Modeling and control of camless engine valvetrain systems

This dissertation addresses modeling and control issues on both valve motion control and engine management levels of internal combustion (IC) engines under camless operations.; On the valve motion control level, the seating control has been identified to be crucial for the application of electromagnetic camless valve (EMCV) actuators. In this dissertation, open-loop analysis reveals that an EMCV actuator becomes unstable as the engine valve gets closed to its seating position. Therefore, closed-loop control is required to achieve quiet-seating performance. A linear plant model was constructed based on modeling analysis. System identification tests were conducted to find the model parameters. A feedback controller was developed with Linear-Quadratic Regulator design method to stabilize the EMCV actuator. A repetitive learning controller was designed to enhance the control performance through cycle-to-cycle iterations. The control system performance was demonstrated by experimental results.; Camless valvetrain is an enabling system for Regenerative Compression Brake (RCB), i.e. storing and reuse of vehicle kinetic energy in the form of compressed air, which enables any IC engine to run additional (hybrid) modes without the need for another type of propulsion source.

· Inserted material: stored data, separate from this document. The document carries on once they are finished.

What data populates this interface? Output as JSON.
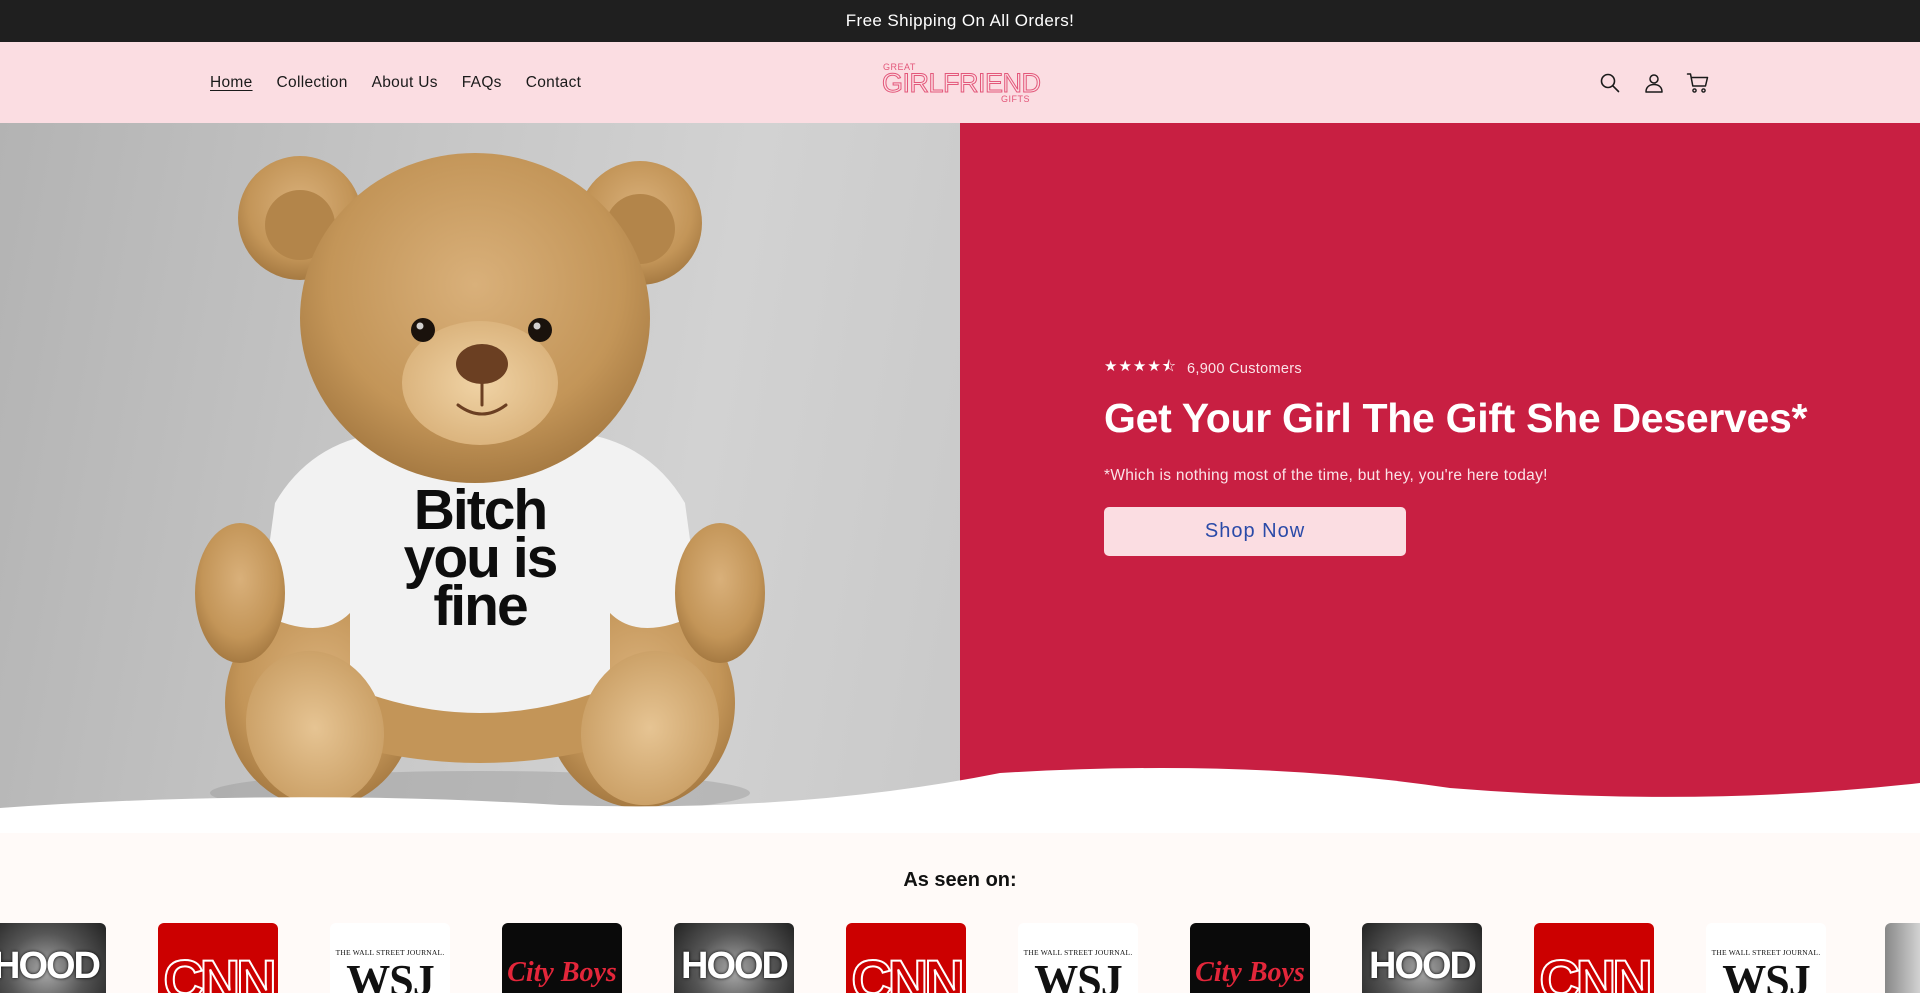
{
  "announcement": "Free Shipping On All Orders!",
  "nav": {
    "items": [
      "Home",
      "Collection",
      "About Us",
      "FAQs",
      "Contact"
    ],
    "active": "Home"
  },
  "logo": {
    "top": "GREAT",
    "main": "GIRLFRIEND",
    "bottom": "GIFTS"
  },
  "header_icons": [
    "search-icon",
    "account-icon",
    "cart-icon"
  ],
  "hero": {
    "stars": "★★★★⯪",
    "rating_text": "6,900 Customers",
    "headline": "Get Your Girl The Gift She Deserves*",
    "subtext": "*Which is nothing most of the time, but hey, you're here today!",
    "cta": "Shop Now",
    "image_shirt_text": [
      "Bitch",
      "you is",
      "fine"
    ]
  },
  "as_seen_on": {
    "title": "As seen on:",
    "logos": [
      "HOOD",
      "CNN",
      "WSJ",
      "City Boys",
      "HOOD",
      "CNN",
      "WSJ",
      "City Boys",
      "HOOD",
      "CNN",
      "WSJ"
    ]
  },
  "colors": {
    "announcement_bg": "#1f1f1f",
    "header_bg": "#fbdde2",
    "hero_right_bg": "#c81f42",
    "cta_text": "#2a4aa8",
    "logo": "#e3577a"
  }
}
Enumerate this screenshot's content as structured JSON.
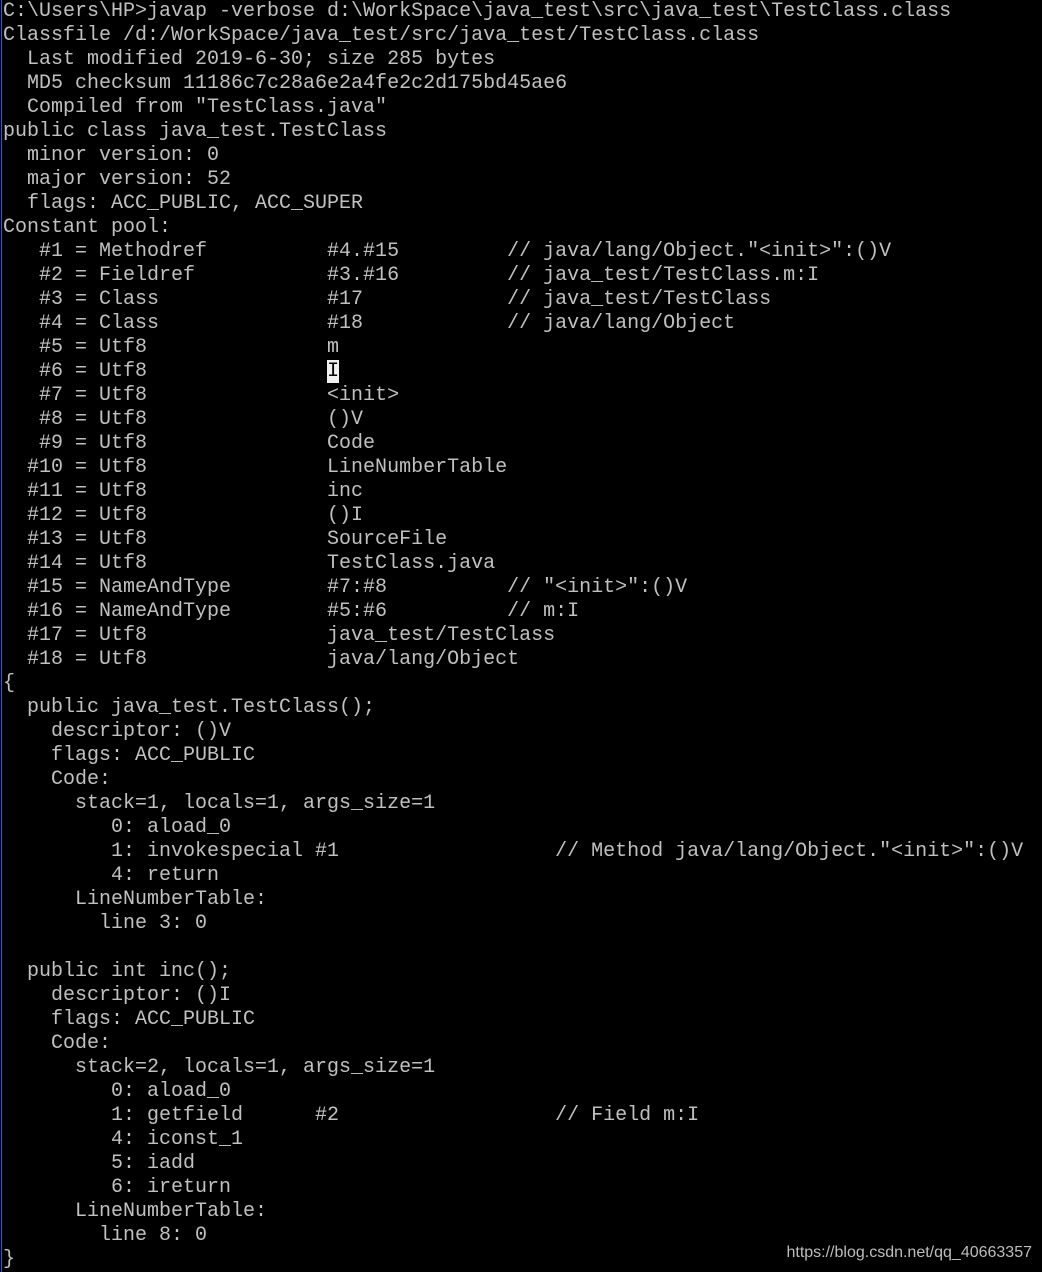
{
  "terminal": {
    "lines": [
      "C:\\Users\\HP>javap -verbose d:\\WorkSpace\\java_test\\src\\java_test\\TestClass.class",
      "Classfile /d:/WorkSpace/java_test/src/java_test/TestClass.class",
      "  Last modified 2019-6-30; size 285 bytes",
      "  MD5 checksum 11186c7c28a6e2a4fe2c2d175bd45ae6",
      "  Compiled from \"TestClass.java\"",
      "public class java_test.TestClass",
      "  minor version: 0",
      "  major version: 52",
      "  flags: ACC_PUBLIC, ACC_SUPER",
      "Constant pool:",
      "   #1 = Methodref          #4.#15         // java/lang/Object.\"<init>\":()V",
      "   #2 = Fieldref           #3.#16         // java_test/TestClass.m:I",
      "   #3 = Class              #17            // java_test/TestClass",
      "   #4 = Class              #18            // java/lang/Object",
      "   #5 = Utf8               m",
      "   #6 = Utf8               ",
      "   #7 = Utf8               <init>",
      "   #8 = Utf8               ()V",
      "   #9 = Utf8               Code",
      "  #10 = Utf8               LineNumberTable",
      "  #11 = Utf8               inc",
      "  #12 = Utf8               ()I",
      "  #13 = Utf8               SourceFile",
      "  #14 = Utf8               TestClass.java",
      "  #15 = NameAndType        #7:#8          // \"<init>\":()V",
      "  #16 = NameAndType        #5:#6          // m:I",
      "  #17 = Utf8               java_test/TestClass",
      "  #18 = Utf8               java/lang/Object",
      "{",
      "  public java_test.TestClass();",
      "    descriptor: ()V",
      "    flags: ACC_PUBLIC",
      "    Code:",
      "      stack=1, locals=1, args_size=1",
      "         0: aload_0",
      "         1: invokespecial #1                  // Method java/lang/Object.\"<init>\":()V",
      "         4: return",
      "      LineNumberTable:",
      "        line 3: 0",
      "",
      "  public int inc();",
      "    descriptor: ()I",
      "    flags: ACC_PUBLIC",
      "    Code:",
      "      stack=2, locals=1, args_size=1",
      "         0: aload_0",
      "         1: getfield      #2                  // Field m:I",
      "         4: iconst_1",
      "         5: iadd",
      "         6: ireturn",
      "      LineNumberTable:",
      "        line 8: 0",
      "}"
    ],
    "cursor_line_index": 15,
    "cursor_char": "I"
  },
  "watermark": "https://blog.csdn.net/qq_40663357"
}
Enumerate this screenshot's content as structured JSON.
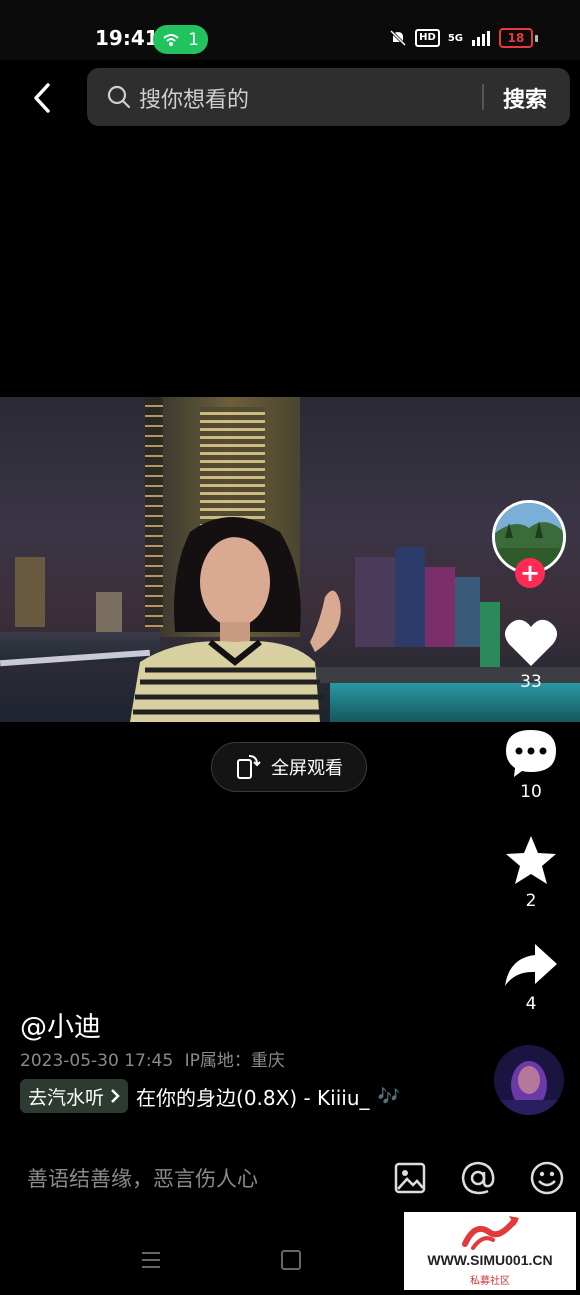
{
  "status_bar": {
    "time": "19:41",
    "hotspot_count": "1",
    "hd_label": "HD",
    "network_label": "5G",
    "battery": "18"
  },
  "header": {
    "search_placeholder": "搜你想看的",
    "search_button": "搜索"
  },
  "video": {
    "fullscreen_label": "全屏观看"
  },
  "actions": {
    "likes": "33",
    "comments": "10",
    "favorites": "2",
    "shares": "4",
    "follow_plus": "+"
  },
  "caption": {
    "author": "@小迪",
    "datetime": "2023-05-30 17:45",
    "location": "IP属地：重庆",
    "music_chip": "去汽水听",
    "music_title": "在你的身边(0.8X) - Kiiiu_",
    "music_note": "🎶"
  },
  "comment_bar": {
    "placeholder": "善语结善缘，恶言伤人心"
  },
  "watermark": {
    "text": "WWW.SIMU001.CN",
    "sub": "私募社区"
  },
  "colors": {
    "accent": "#fe2c55",
    "hotspot": "#22c35e",
    "battery": "#e83a3a"
  }
}
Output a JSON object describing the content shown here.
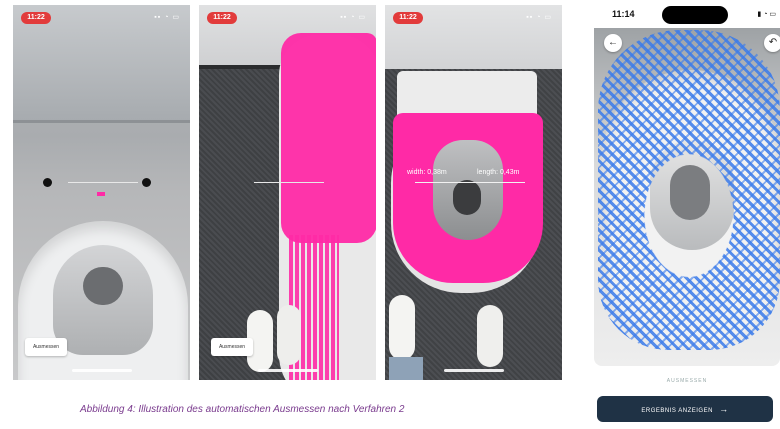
{
  "caption": "Abbildung 4: Illustration des automatischen Ausmessen nach Verfahren 2",
  "screens": [
    {
      "time": "11:22",
      "button": "Ausmessen"
    },
    {
      "time": "11:22",
      "button": "Ausmessen"
    },
    {
      "time": "11:22",
      "width_label": "width: 0,38m",
      "length_label": "length: 0,43m"
    }
  ],
  "right_phone": {
    "time": "11:14",
    "back_icon": "arrow-left-icon",
    "undo_icon": "undo-icon",
    "bottom_label": "AUSMESSEN",
    "result_button": "ERGEBNIS ANZEIGEN",
    "result_icon": "arrow-right-icon"
  },
  "colors": {
    "overlay_pink": "#ff2aa6",
    "overlay_blue": "#3b7bea",
    "recording_pill": "#e23b3b",
    "button_dark": "#1f3245"
  }
}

This dissertation presents valve timing control logic and modeling results for driving a mid-size car with RCB gasoline engine over the EPA driving cycle, and the associated improvement in fuel economy. Engine valve with fully variable control (timing, event duration and lift) is optimized for RCB and non-RCB modes of operation.; For diesel engines camless technology could also boost the efforts of raising specific power to allow for smaller and more efficient powertrains. Modeling results presented in this dissertation reveals potential for a substantial increase in engine torque by optimizing the intake and exhaust valve timing together with turbocharger operation. However, improved turbocharger performance is needed, which might not be available with current technology. Impact on fuel consumption, and containment of increased peak cylinder pressure are also discussed.